Author: Susan Meissner
Genre: Historical Fiction
Publisher: Penguin Publishing Group, 2024
Pages: 400
Rating: Highly Recommend
Synopsis: California 1938: When she loses her parents in an accident, sixteen-year-old Rosanne is taken in by the owners of the vineyard where she has lived her whole life as the vinedresser's daughter. She moves into Celene and Truman Calvert's spacious house with a secret, however, Rosie sees colors when she hears sound. She promised her mother she'd never reveal her little-understood ability to anyone, but the weight of her isolation and grief prove too much for her. Driven by her loneliness she not only breaks the vow to her mother, but in a desperate moment lets down her guard and ends up pregnant. Banished by the Calvert's, Rosanne believes she is bound for a home for unwed mothers. But she soon finds out she is not going to a home of any kind, but to a place that seeks to forcibly take her baby - and the chance for any future babies - from her.Austria 1947: After witnessing firsthand Adolph Hitler's brutal pursuit of hereditary purity - especially with regard to "different children" - Helen Calvert, Truman's sister, is ready to return to America for good. But when she arrives at her brother's peaceful vineyard after decades of working abroad, she is shocked to learn what really happened nine years earlier to the vinedresser's daughter, a girl whom Helen had long ago befriended.

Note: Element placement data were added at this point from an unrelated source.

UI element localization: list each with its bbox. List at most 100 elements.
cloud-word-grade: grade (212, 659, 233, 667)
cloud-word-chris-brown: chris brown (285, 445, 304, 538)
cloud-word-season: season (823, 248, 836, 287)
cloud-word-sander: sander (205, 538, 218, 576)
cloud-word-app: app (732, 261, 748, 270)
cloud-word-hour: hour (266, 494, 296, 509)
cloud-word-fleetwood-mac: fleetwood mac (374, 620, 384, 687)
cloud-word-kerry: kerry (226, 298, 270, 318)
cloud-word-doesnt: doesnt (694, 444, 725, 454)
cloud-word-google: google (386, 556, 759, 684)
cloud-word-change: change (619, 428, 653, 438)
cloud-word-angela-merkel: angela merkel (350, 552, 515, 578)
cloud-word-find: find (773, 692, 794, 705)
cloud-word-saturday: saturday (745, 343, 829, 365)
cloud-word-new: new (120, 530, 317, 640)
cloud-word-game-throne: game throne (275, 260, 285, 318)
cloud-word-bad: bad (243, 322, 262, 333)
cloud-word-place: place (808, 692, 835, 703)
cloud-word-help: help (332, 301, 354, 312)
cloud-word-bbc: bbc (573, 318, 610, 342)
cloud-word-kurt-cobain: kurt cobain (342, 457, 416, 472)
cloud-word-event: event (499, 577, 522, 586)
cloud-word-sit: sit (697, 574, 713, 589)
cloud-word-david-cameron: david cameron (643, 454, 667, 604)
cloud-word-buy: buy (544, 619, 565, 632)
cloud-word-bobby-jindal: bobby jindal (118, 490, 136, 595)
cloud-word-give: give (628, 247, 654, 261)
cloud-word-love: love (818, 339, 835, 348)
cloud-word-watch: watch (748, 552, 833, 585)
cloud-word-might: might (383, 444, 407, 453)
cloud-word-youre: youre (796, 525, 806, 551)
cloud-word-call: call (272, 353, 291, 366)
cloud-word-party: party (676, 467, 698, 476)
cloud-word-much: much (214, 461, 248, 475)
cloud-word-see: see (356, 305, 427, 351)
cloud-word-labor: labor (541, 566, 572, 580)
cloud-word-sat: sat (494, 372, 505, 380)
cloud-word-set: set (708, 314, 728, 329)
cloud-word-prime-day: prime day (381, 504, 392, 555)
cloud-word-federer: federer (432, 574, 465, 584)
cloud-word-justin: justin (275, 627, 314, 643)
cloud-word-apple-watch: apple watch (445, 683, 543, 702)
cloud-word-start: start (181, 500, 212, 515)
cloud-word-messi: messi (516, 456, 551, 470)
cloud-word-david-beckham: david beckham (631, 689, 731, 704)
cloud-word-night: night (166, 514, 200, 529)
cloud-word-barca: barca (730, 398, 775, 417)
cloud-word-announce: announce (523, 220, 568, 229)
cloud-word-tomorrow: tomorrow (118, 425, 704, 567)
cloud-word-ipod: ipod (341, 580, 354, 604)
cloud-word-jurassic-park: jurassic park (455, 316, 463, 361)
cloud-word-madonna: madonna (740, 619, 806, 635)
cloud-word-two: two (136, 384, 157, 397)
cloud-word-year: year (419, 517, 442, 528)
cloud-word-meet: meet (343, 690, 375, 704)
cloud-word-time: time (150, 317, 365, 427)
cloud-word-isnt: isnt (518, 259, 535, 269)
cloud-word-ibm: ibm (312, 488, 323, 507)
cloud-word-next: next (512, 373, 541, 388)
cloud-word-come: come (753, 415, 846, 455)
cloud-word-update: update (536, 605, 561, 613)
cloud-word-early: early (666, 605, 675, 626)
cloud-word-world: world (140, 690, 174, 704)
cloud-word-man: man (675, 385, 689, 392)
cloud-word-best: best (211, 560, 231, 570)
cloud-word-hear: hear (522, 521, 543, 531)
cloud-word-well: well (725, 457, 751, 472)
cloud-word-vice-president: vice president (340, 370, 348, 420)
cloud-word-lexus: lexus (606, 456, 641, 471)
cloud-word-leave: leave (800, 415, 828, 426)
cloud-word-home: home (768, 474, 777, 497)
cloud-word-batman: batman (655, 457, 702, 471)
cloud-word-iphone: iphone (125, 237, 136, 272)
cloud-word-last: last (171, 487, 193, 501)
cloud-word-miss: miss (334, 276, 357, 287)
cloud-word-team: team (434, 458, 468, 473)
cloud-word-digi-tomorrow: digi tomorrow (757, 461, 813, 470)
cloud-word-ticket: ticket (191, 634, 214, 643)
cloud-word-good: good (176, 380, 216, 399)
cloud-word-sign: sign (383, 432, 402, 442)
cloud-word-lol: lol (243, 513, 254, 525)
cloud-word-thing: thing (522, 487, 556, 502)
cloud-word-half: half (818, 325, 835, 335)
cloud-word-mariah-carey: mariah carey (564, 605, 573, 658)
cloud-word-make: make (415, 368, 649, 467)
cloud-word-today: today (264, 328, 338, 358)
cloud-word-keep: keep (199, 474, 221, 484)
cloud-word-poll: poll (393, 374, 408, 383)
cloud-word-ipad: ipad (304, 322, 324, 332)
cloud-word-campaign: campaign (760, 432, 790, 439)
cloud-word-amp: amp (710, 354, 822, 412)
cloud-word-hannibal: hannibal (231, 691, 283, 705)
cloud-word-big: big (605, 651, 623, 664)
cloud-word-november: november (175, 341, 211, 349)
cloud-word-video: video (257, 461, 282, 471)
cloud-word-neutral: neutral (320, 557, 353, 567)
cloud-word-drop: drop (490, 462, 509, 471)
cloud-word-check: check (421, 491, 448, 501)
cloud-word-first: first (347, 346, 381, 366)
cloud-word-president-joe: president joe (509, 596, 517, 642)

In her determination to find Rosanne, Helen discovers a shocking American eugenics program - and learns that while the war has been won in Europe, there are still terrifying battles to be fought at home.
Review: I guess there's something about this time of year. . .I knew I had read another Susan Meissner novel, and when I looked at my reading history I saw that I finished As Bright as Heaven on November 17, 2019. I had not intended to wait so long before reading this author again. I loved As Bright as Heaven, and I loved this one as well.
Meissner's characters float off the pages and into your heart. Could not put this one down, and stayed up entirely too late reading it.